I’ve had an election hangover. Barely managing to scan the headlines each morning, I haven’t much cared what’s going on during this transition period. Even all my addictive partisan news shows have lost their luster. It’s hard to stay too engaged when all the same horrible problems continue to face the country today and for now we still have the worst president in American history. And how are we addressing our most immediate and largest problem – the ever downwardly-spiraling economy? With the incredible juggernaut that is “The Bailout.”

The Bailout, also euphemistically known for a brief period as the “rescue package” before reverting to its harsher but more accurate descriptor, is something to behold as it spreads like slime into every crevice of American business. I’m a liberal and all that, but is every last segment of the economy planning to take NO responsibility for getting itself into this predicament, and instead come to Uncle Sam, hat in hand? The argument is that the situation is now so dire that finger-pointing will not solve the crisis and something simply has to be done immediately to stanch the bleeding.

Yes. It was imperative that AIG receive a second influx of the taxpayers’ money when the first wasn’t enough to fund those corporate jaunts to plush resorts or the bonuses to which management believed it was still entitled, and it was imperative that the homeowners who didn’t read their own contracts or bother to check their figures adequately receive some kind of relief to stay in their homes to which they, as Americans, are entitled. And now it’s essential that an industry of companies that largely refused or failed to develop products that could compete on some level with foreign automakers receive a massive influx of cash so that they don’t close down and put thousands of “real Americans” out of work.

Perhaps my sympathy would have flown as freely as our government’s cash if the greedy financial companies hadn’t already sucked up all my goodwill. Frankly, a failing auto industry, even if that failure is somewhat of their own making, is a more compelling recipient of government funds than grossly overpaid financial types who twisted the system for their own staggering gain and now mewl about it while the rest of the country pays the price. But where does it all end, and where does this money come from?

What would happen if the Republicans’ prized market economy was allowed to experience the brunt of its own mistakes and excess? I guess the government would be paying for it one way or another.

2 comments:

Broady said...

"What would happen if the Republicans’ prized market economy was allowed to experience the brunt of its own mistakes and excess?"
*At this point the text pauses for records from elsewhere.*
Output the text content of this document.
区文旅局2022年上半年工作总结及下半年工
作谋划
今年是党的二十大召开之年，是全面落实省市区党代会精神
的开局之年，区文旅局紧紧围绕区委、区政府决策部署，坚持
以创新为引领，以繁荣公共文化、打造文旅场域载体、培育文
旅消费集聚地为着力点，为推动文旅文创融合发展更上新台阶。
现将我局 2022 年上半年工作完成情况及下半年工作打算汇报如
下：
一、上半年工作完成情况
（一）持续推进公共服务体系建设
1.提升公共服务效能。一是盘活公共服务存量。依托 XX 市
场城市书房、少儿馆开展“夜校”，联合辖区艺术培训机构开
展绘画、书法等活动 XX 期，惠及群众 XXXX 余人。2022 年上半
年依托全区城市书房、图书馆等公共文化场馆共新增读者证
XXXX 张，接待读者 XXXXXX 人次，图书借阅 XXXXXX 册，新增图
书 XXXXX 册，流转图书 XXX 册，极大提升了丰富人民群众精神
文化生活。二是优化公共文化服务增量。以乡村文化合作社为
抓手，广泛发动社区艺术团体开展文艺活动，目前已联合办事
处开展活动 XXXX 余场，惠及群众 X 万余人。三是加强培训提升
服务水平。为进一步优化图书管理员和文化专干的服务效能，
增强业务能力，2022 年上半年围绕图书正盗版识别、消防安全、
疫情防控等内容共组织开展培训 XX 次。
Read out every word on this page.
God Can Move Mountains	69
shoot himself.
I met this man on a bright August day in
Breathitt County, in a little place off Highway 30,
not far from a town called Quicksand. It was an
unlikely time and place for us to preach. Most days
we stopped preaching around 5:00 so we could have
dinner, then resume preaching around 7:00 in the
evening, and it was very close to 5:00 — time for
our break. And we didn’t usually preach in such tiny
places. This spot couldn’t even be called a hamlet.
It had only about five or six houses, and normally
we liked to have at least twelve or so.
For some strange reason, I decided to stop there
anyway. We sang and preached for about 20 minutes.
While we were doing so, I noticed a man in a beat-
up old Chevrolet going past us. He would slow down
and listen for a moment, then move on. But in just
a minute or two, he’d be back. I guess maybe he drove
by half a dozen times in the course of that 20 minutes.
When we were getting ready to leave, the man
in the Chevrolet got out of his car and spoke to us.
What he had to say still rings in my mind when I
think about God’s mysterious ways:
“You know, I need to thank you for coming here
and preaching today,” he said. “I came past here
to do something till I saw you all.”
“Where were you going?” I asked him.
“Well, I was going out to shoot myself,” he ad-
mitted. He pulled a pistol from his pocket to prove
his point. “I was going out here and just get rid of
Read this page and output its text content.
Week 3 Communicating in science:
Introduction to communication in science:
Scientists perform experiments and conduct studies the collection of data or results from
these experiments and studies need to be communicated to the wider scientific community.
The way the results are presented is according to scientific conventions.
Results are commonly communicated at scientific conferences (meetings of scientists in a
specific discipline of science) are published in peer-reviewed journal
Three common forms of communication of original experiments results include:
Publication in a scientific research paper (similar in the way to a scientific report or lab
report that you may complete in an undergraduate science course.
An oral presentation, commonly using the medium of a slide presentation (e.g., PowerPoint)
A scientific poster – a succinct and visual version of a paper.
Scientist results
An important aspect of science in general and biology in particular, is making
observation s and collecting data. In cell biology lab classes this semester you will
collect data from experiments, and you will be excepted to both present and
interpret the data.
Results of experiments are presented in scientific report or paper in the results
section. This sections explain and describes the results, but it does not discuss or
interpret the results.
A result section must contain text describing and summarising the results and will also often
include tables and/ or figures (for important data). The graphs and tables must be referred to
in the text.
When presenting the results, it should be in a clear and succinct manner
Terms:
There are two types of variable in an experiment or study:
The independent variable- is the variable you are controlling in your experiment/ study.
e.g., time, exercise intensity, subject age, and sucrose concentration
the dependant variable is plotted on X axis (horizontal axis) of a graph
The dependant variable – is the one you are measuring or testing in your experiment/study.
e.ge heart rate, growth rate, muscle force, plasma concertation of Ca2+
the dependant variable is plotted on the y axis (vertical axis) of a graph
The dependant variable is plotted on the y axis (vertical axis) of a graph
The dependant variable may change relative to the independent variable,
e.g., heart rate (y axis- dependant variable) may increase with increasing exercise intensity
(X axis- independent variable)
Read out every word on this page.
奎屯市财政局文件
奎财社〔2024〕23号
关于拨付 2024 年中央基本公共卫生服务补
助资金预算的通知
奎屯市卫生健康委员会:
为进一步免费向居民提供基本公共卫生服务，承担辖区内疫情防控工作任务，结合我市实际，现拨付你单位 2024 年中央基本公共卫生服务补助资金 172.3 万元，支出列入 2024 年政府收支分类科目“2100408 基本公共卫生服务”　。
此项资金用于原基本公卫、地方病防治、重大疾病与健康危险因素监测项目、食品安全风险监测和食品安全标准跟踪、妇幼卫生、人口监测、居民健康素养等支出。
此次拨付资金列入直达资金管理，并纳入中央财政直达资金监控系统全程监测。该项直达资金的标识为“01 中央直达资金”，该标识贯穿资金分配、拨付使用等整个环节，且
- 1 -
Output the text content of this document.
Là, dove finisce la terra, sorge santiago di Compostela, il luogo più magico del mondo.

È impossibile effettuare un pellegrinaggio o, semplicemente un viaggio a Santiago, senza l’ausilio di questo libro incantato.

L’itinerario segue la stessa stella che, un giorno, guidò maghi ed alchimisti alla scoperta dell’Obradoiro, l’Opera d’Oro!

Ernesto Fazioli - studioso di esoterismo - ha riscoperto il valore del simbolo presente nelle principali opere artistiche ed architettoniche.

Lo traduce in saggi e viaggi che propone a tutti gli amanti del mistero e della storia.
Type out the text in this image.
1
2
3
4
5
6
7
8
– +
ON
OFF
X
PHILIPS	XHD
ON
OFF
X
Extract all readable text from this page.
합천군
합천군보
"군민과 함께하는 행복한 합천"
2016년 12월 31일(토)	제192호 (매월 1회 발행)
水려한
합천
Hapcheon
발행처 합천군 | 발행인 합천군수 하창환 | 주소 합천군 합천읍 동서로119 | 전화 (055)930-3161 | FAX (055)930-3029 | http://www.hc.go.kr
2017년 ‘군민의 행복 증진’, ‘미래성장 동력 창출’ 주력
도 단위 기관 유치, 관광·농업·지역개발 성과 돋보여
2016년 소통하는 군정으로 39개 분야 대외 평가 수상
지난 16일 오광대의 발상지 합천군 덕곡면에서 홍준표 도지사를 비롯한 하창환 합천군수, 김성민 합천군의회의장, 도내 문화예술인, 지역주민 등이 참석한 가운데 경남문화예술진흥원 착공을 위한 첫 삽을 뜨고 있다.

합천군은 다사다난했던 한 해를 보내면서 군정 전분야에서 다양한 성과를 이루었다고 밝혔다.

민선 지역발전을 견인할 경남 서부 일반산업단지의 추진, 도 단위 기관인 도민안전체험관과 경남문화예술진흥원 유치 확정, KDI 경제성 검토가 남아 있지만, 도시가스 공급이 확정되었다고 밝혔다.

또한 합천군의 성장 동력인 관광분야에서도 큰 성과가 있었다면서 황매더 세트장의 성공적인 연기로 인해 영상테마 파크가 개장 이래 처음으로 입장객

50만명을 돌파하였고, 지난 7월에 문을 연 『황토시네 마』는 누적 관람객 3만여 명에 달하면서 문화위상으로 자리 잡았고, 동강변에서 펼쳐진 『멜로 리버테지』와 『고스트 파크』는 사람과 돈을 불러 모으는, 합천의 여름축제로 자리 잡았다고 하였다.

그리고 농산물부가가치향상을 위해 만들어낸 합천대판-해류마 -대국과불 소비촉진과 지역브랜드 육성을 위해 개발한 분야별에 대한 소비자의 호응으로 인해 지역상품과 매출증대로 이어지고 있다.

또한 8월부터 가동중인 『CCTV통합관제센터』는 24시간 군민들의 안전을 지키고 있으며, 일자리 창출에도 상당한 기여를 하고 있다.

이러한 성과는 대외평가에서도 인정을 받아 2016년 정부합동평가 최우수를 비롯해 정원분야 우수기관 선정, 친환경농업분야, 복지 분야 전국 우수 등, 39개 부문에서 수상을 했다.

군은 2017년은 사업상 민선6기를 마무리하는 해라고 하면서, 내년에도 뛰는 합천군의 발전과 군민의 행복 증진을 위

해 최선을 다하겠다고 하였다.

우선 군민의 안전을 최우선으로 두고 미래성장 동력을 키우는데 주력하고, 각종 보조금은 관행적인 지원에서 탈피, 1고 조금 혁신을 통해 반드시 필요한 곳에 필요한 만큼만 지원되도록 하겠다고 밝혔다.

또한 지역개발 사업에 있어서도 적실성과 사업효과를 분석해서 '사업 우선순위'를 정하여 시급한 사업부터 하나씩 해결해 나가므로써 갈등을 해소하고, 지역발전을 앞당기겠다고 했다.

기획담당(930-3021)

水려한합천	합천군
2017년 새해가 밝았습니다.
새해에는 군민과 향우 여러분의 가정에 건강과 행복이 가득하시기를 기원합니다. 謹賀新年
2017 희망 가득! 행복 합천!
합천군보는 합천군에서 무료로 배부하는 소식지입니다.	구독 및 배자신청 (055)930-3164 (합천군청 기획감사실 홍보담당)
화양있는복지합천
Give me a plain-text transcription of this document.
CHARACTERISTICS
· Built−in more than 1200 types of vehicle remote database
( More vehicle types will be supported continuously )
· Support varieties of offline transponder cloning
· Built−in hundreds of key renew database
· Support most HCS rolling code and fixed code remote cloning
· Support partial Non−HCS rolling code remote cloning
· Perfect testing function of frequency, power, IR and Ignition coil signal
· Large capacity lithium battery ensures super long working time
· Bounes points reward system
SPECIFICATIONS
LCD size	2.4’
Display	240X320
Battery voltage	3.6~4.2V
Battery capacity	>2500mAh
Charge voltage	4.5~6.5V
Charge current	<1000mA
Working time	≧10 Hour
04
You know, I really struggle with that myself. This bailout goes completely against my grain, and so your paragraph outlining the bailout "victims'" hand in their own fate pretty much makes me feel like a hypocrite: I toast free market/captitalism when it works, but abandon it when it fails. I'd say that I need to grow a backbone, but the thought of dirty faced children standing in bread lines turns me into a chicken sh*t.

Well, at least we'll all have the McDonald's Dollar Menu as a safety cushion.

Maddness of Me said...

It is depressing for everyone. From my vantage point, I'm sitting here wondering why the hell don't I buy a 5 bajillion dollar mansion and blow off all my credit cards... apparently it doesn't matter anyway.

Then I come back to reality and do the right thing, every damn time.